A federal appeals court upheld coverage for a $32m theft loss under a business crime policy this week.1 The theft by the employee took place over years and involved an elaborate scheme accomplished primarily by altering many transactional and financial documents related to grain sales.  

The insurer argued that this elaborate scheme was not “theft” because it did not involve a physical taking of the property. The court disagreed finding: 

Cargill’s insurance policy provided coverage for employee ‘theft,’ which was defined in the policy as ‘the unlawful taking of property to the deprivation of the Insured.’ Additionally, the insured’s loss must have resulted ‘directly from’ employee theft to be covered by the policy.

‘Taking’ is not defined in the policy, but both parties rely on the same definition: ‘[t]he act of seizing an article, with or without removing it, but with an implicit transfer of possession or control.’ Taking, Black’s Law Dictionary (11th ed. 2019). Raising several arguments about how Backis’s control over the grain sales was not a ‘taking’ of the grain, National Union contends that her fraudulent conduct did not amount to a theft. We disagree. Backis took implicit control over the grain such that her conduct constituted an unlawful taking. She exercised her authority to direct the transfer and sale of the grain. See Sherwin-Williams Co. v. Beazley Ins. Co., No. 18-02964, (D. Minn. July 23, 2020) (concluding that a reasonable jury could find that an employee’s control over its employer’s invoice approvals amounted to employee theft). She also lied to Cargill and manipulated its financial records to induce the company to ship its grain to Albany. See Cumulus Invs., LLC v. Hiscox, Inc., 520 F. Supp. 3d 1141, 1151 (D. Minn. 2021) (concluding that employees’ lies, falsification of documents, and manipulation of financial data constituted an ‘unlawful taking’ of the investors’ money). It is true that Backis never physically seized the grain, but a ‘taking’ includes the ‘implicit transfer’ of control, and National Union concedes that under this definition, a physical seizure was not necessary. As found by the Report, Backis ‘controlled the pricing and recordkeeping elements of the sale’ of the grain, and if not for Backis’s misrepresentations, Cargill would have sent only a minimal amount of grain to Albany. This exercise of control amounted to an unlawful taking under the insurance policy.

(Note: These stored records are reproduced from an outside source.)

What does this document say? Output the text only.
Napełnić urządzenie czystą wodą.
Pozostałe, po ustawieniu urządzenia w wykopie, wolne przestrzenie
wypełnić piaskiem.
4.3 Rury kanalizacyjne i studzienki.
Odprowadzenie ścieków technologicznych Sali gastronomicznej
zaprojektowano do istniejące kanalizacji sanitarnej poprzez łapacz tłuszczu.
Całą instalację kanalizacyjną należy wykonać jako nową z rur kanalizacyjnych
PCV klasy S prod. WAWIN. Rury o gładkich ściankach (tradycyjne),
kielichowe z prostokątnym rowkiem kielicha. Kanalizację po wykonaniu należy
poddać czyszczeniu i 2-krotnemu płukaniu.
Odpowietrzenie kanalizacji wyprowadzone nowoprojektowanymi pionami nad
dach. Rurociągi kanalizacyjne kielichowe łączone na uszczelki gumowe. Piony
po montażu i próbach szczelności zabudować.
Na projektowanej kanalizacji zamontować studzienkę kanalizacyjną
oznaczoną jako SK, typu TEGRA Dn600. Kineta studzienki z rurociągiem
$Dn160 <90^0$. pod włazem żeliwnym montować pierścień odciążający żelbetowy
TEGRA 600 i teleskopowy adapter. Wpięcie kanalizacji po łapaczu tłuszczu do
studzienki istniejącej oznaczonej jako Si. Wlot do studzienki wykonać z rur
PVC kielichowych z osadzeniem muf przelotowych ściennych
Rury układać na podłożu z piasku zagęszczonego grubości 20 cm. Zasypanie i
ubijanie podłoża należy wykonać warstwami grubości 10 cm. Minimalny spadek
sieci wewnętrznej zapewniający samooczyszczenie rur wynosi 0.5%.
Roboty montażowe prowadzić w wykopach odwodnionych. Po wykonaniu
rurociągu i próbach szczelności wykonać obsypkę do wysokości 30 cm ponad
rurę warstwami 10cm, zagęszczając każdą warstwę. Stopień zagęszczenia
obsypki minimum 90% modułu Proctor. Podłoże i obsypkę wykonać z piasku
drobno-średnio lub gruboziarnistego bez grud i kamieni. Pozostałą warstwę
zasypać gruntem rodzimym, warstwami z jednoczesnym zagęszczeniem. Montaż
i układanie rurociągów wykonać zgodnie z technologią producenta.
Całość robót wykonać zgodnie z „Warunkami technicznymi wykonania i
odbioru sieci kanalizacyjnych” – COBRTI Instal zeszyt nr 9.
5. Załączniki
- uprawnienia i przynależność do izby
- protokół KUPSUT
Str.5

Business crime policies are important. The crimes are often committed by trusted employees with access to money and financial documents. The policyholder had employed the employee for 30 years and was obviously trusted. That once trusted employee is now living in a federal prison. 

Crime policies often have duties that require immediate action and notice to the insurer once a suspected crime has been committed. The valuation of these losses is often complex and requires accountants to determine the amount of the loss.  

My experience has been that the larger the crime loss, the more the insurer looks closely at policy provisions trying to come up with excuses not to pay the claim. 

Thought For The Day 

The papers said it was a crime of passion and he told me there wasn’t no passion to it.

—Cormac McCarthy, “No Country for Old Men”

1 National Union Fire Ins. Co. of Pittsburgh v. Cargill, No. 21-3141 (8th Cir. Mar. 7, 2023).